Thanks for the info. Where they agassizi? I've heard these are not as agressive as cacs so I wanted to see if anyone has had that specfic species.


----------



## JanS (Apr 14, 2004)

This particular pair is hongsloi's, but I have kept agassizii's and their behavior is very similar to the hongsloi.


----------



## Shaggathai (Apr 18, 2006)

I had a pair each of rams and agassizii's in a 55g. I don't recall noticing the agassizii spawn in the tank, but I did see some "might be thinking about spawning" behavior and being protective about an area. The rams spawned several times. While they were aggressive until the eggs were gone after a night or two (midnight snacks for plecos and corys), the agassizii always retreated when chased, as did the rams when the ag's were claiming an area, and the tank was large enough with enough refuge that the neither species chased very far at all before heading right back to their spawn site or chosen area. Didn't have any fish get nipped looking fins or any injuries. Was also careful to feed well away from the hot spots. In a 55g+ tank I'd be quite comfortable keeping them together again, and probably will (lost them a few months ago to a power outage).


----------



## houseofcards (Feb 16, 2005)

Thanks for sharing your experiences. One other thing I forgot to mention. The tank has about 10 amano shrimp it in as well. They are quite large though. I know my agassizi killed a few CRS I had in a smaller tank once, but I'm thinking the bigger amanos might be o.k.


----------



## Shaggathai (Apr 18, 2006)

I had adult amano's with my rams and apistos, along with angels and tetras, etc, and they did fine in that setup (at least until I cranked my temp up to 86 for discus!). Cherries (or juvenile amano's) as you found, ended up being snacks tho.


----------



## LindaC (Nov 7, 2005)

I had a pair of Blue Rams and a pair of Apisto Agg. Red Tails in my 29 gallon tank for the longest time without any problems. They grew up together. Then the female died and the male was sick for a short period of time and during this time, the rams harrased him to the point where he would not come out of a clay pot I put in the tank for him. 

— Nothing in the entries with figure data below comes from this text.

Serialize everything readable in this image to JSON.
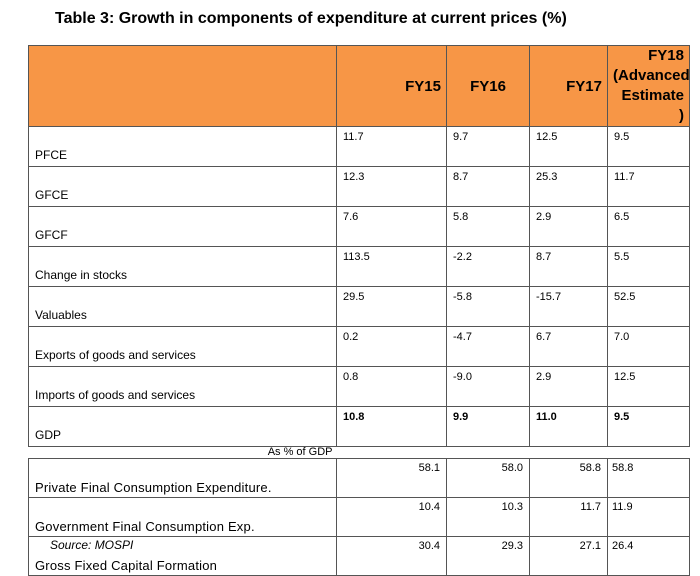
{
  "title": "Table 3: Growth in components of expenditure at current prices (%)",
  "columns": [
    "FY15",
    "FY16",
    "FY17",
    "FY18 (Advanced Estimate )"
  ],
  "columns_last_lines": [
    "FY18",
    "(Advanced",
    "Estimate )"
  ],
  "growth_rows": [
    {
      "label": "PFCE",
      "values": [
        "11.7",
        "9.7",
        "12.5",
        "9.5"
      ]
    },
    {
      "label": "GFCE",
      "values": [
        "12.3",
        "8.7",
        "25.3",
        "11.7"
      ]
    },
    {
      "label": "GFCF",
      "values": [
        "7.6",
        "5.8",
        "2.9",
        "6.5"
      ]
    },
    {
      "label": "Change in stocks",
      "values": [
        "113.5",
        "-2.2",
        "8.7",
        "5.5"
      ]
    },
    {
      "label": "Valuables",
      "values": [
        "29.5",
        "-5.8",
        "-15.7",
        "52.5"
      ]
    },
    {
      "label": "Exports of goods and  services",
      "values": [
        "0.2",
        "-4.7",
        "6.7",
        "7.0"
      ]
    },
    {
      "label": "Imports of goods and  services",
      "values": [
        "0.8",
        "-9.0",
        "2.9",
        "12.5"
      ]
    },
    {
      "label": "GDP",
      "values": [
        "10.8",
        "9.9",
        "11.0",
        "9.5"
      ]
    }
  ],
  "share_note": "As % of GDP",
  "share_rows": [
    {
      "label": "Private Final Consumption Expenditure.",
      "values": [
        "58.1",
        "58.0",
        "58.8",
        "58.8"
      ]
    },
    {
      "label": "Government Final Consumption Exp.",
      "values": [
        "10.4",
        "10.3",
        "11.7",
        "11.9"
      ]
    },
    {
      "label": "Gross Fixed Capital Formation",
      "values": [
        "30.4",
        "29.3",
        "27.1",
        "26.4"
      ]
    }
  ],
  "source": "Source: MOSPI"
}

I moved him into my 10 gallon tank with another female that I just aquired and he's doing great in there now, he's healthy and looks spectacular. He's a big boy, bigger then my male ram so it suprised me that he let the ram harrass him.

However, I do have a pair of Apisto cauc. orange flash in the 29 gallon tank now with the pair of blue rams and they were doing fine up until last night when I noticed the two males going after each other for a brief moment. The apisto is getting bigger now, that could have a lot to do with it.

I've had many rams and apistos together in one tank though as I am extremely fond of both species.

Hope this helps!


----------